Narrativa
Quando o trem atravessou o rio Minho, peguei meu smartphone e desliguei a conexão de dados. Eu estava entrando em Portugal, o que significava que qualquer navegação na Internet sem Wi-Fi feita no meu telefone estaria sujeita a tarifas de roaming. Abri meu livro e li durante o resto da jornada.
Se eu tivesse feito essa viagem apenas uma semana depois, as coisas teriam sido diferentes. Atualmente, as tarifas de roaming são coisa do passado na União Europeia, o que significa que qualquer usuário móvel com um cartão SIM de qualquer estado membro (e um contrato com uma operadora de celular - os cartões pré-pagos não estão incluídos) pode circular livremente em toda a UE sem ter que se preocupar em encontrar uma conta telefônica enorme quando voltar para casa.

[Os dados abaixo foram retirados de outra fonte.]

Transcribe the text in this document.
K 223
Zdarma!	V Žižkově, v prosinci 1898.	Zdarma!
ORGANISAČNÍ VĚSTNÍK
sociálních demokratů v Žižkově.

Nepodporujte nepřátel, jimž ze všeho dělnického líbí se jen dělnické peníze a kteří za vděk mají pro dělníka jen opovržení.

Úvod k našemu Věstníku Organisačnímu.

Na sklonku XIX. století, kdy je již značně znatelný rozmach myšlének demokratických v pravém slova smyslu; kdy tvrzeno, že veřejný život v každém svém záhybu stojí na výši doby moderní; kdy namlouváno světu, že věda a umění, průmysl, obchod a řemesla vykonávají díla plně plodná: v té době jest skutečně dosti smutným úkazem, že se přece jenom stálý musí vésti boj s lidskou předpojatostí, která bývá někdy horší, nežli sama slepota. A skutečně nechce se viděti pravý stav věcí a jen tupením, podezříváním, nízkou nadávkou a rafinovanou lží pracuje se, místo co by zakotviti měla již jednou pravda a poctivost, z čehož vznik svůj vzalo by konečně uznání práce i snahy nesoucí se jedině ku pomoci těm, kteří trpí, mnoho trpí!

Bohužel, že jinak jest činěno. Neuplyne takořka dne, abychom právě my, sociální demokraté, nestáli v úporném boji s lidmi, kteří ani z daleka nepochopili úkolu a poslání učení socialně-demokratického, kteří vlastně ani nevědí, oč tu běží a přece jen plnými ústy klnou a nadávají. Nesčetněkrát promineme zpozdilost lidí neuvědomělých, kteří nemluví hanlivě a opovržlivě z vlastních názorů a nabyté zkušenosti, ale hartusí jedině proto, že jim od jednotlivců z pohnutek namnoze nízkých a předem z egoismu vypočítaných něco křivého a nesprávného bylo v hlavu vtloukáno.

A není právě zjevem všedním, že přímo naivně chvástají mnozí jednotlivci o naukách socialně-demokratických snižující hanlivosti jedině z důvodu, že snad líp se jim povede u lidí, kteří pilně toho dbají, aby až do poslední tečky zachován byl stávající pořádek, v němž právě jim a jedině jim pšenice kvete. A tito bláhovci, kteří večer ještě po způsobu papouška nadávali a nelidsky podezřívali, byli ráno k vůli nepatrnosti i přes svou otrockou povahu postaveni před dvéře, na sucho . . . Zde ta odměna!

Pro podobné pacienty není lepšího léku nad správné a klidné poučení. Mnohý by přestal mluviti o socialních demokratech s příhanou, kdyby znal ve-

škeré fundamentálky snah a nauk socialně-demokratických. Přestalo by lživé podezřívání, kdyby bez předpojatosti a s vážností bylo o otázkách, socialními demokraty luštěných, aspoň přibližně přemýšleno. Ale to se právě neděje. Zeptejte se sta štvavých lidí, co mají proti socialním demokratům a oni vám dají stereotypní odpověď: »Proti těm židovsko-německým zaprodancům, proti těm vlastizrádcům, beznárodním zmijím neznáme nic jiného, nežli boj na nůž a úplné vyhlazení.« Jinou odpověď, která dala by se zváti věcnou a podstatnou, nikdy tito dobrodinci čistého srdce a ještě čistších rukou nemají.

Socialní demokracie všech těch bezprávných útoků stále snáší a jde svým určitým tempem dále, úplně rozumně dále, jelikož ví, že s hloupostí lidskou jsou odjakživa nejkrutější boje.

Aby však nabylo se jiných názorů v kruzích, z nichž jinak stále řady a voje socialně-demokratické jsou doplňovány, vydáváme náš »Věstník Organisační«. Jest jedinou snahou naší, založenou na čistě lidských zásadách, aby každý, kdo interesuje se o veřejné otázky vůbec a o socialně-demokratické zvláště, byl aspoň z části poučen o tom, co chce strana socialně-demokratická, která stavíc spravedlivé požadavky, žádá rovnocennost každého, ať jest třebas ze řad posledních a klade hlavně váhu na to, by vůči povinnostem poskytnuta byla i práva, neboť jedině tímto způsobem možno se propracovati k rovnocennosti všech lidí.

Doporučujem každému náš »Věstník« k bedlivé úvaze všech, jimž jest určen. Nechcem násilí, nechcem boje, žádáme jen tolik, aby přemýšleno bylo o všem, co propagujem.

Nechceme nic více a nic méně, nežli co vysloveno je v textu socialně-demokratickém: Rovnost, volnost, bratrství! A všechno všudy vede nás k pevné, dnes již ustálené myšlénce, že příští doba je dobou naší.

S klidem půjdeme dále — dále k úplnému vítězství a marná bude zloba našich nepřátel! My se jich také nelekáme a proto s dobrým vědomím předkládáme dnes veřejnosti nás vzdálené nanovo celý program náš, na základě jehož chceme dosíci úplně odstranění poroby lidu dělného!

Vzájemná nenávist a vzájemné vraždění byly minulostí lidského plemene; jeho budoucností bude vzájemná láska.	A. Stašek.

Isso também significa que a desintoxicação digital forçada que muitos de nós acabamos de atravessar a fronteira será mais difícil de conseguir.
Estive no Porto em uma viagem solo para cobrir o festival de música Primavera Sound para uma publicação on-line da Galiza. Nos três dias que passei lá, segui uma rotina semelhante, um benefício secundário subestimado de viajar para um lugar que você conhece bem. Passei as manhãs trabalhando no meu apartamento do Airbnb ou em um café próximo na área da Baixa. Saí para almoçar em restaurantes que já visitei no passado, depois caminhei e relaxei antes de pegar o ônibus para o Parque da Cidade, onde o festival estava ocorrendo.
Minha desconexão forçada estava longe de estar completa - eu tinha acesso à Internet em meu apartamento e em muitos dos lugares que ofereci Wi-Fi gratuito - mas ainda há uma grande diferença entre estar conectado de tempos em tempos e a acessibilidade à Internet 24 horas que é tão normal (e esperado) hoje em dia. Eu sabia que não haveria nada de novo no meu smartphone, então ele ficou no fundo da minha mala enquanto esperava a garçonete no Café Vitória trazer o meu almoço, enquanto eu tomava café pela janela do andar de cima no Café Mustache, e enquanto o ônibus se movia dolorosamente devagar pelo rio.
Eu queria sentar em algum lugar por horas com aquela estranha sensação de total liberdade para fazer o que eu quisesse.
No festival, sentei na grama, ouvi música e observei as pessoas. Eu gostaria de pertencer ao grupo de amigos que conheciam todas as músicas de Mitski de cor. Julguei as longas filas de pessoas esperando para obter coroas de flores (sou esnobe). Eu me senti esperançoso pelo futuro da humanidade quando vi um grupo de adolescentes na primeira fila do show do Hamilton Leithauser. Imaginei que encontrei Scott Matthew em algum lugar entre as árvores e conversamos e nos tornamos amigos. De tempos em tempos, eu dirigia-me à área da imprensa para twittar uma foto, pois eu deveria estar fazendo cobertura ao vivo nas mídias sociais.
No sábado, último dia do festival, fui ao apartamento antes de pegar o ônibus para o parque. Recebi algumas mensagens do WhatsApp de amigos perguntando se eu estava me divertindo. Eu disse a eles que estava tendo um dia tão relaxante que estava um pouco hesitante em participar do festival. Eu queria voltar ao Bigode e continuar lendo; visitar os Jardins do Palácio de Cristal e comer enquanto os pavões gratuitos tentam roubar minha comida; sentar em algum lugar por horas com aquela estranha sensação de total liberdade para fazer o que eu quiser. (Acabei indo ao festival e gostando muito, fiquei com preguiça de pegar o ônibus).
Meu trem de volta para casa saiu da estação Campanhã às 8h15. Pensei que estivesse com sono (dormi apenas 5 horas, preciso de 8), mas tive vontade de continuar lendo. Quando atravessei o Miño novamente e entrei na Galiza, verifiquei meu telefone. Eu recebi algumas mensagens do WhatsApp da minha família. Minha irmã enviou fotos da rota de caminhada que ela e o namorado haviam feito naquele fim de semana. Meus pais deram um olá de Ponte da Barca, no norte de Portugal, onde acabaram de passar sua primeira noite em sua nova van. Eu disse que estava no trem, quase em casa, e coloquei o telefone de volta no fundo da minha bolsa. Retomei a leitura e coloquei a Terra Desacostumada de Jhumpa Lahiri acima de todas as notificações por telefone.
Quando voltei para casa, estava com sono e cansado, mas meu cérebro estava leve e livre. Eu posso sentir falta daquelas tarifas de roaming, afinal.